Ces trente-sept textes illustrent avec ardeur son engagement politique, ses relations avec le Québec d’avant la Deuxième Guerre mondiale, mais aussi sa connaissance intime des œuvres de Gabrielle Roy, de Louis-Ferdinand Céline, de Louis Hémon, d’Albert Camus, de Marguerite Yourcenar, d’Anne Hébert, de Saint-Denys-Garneau et de bien d’autres.

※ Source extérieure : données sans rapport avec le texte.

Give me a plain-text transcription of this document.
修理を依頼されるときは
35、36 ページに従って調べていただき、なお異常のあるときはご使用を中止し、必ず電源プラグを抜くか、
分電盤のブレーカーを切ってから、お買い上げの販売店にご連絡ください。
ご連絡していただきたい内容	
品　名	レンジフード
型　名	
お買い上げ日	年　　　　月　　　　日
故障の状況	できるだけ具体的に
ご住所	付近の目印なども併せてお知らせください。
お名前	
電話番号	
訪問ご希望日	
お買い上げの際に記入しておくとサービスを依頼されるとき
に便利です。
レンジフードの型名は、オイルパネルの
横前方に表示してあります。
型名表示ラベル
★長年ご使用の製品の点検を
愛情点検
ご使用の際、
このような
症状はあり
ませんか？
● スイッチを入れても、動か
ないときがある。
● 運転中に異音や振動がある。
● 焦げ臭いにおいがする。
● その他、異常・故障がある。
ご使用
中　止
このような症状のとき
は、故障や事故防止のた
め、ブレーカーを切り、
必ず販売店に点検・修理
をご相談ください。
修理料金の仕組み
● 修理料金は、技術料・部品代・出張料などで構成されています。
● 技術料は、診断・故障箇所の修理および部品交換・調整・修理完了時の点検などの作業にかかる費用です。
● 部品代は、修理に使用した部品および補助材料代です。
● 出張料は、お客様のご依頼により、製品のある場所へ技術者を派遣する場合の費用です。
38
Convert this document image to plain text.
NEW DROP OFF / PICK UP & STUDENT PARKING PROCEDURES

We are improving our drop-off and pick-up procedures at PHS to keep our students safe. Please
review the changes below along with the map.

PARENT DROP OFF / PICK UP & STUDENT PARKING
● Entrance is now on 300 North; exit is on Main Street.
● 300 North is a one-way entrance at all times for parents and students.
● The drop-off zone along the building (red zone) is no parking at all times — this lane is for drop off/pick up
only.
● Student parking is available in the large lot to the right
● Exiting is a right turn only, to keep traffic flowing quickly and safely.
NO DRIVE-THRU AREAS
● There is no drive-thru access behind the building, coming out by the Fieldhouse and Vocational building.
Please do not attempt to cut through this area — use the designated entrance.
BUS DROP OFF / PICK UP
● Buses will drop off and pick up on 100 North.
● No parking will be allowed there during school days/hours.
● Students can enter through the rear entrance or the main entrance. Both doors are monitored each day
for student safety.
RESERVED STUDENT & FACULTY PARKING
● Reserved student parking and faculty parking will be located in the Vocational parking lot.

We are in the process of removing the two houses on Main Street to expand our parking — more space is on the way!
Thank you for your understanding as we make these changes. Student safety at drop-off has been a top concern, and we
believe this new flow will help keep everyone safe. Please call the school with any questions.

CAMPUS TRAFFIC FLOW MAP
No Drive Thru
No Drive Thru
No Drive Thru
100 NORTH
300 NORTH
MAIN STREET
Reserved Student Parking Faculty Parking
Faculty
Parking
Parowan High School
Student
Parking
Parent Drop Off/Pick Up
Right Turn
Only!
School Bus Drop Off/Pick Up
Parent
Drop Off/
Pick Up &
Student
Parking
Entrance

Dans « Claude Gauvreau », le docteur rend un hommage posthume au poète qu’il a bien connu et dont il a suivi les séjours à Saint-Jean-de-Dieu. Enfin, dans « Les salicaires », il se livre à une douloureuse confession autobiographique, autour d’une réflexion sur la mort, la folie et la création. Jean-Marcel Paquette, ami de l’écrivain et exégète de l’œuvre, a écrit que « ce texte est un sommet du lyrisme ferronien et constitue sans aucun doute l’un des plus forts de toute la littérature québécoise ».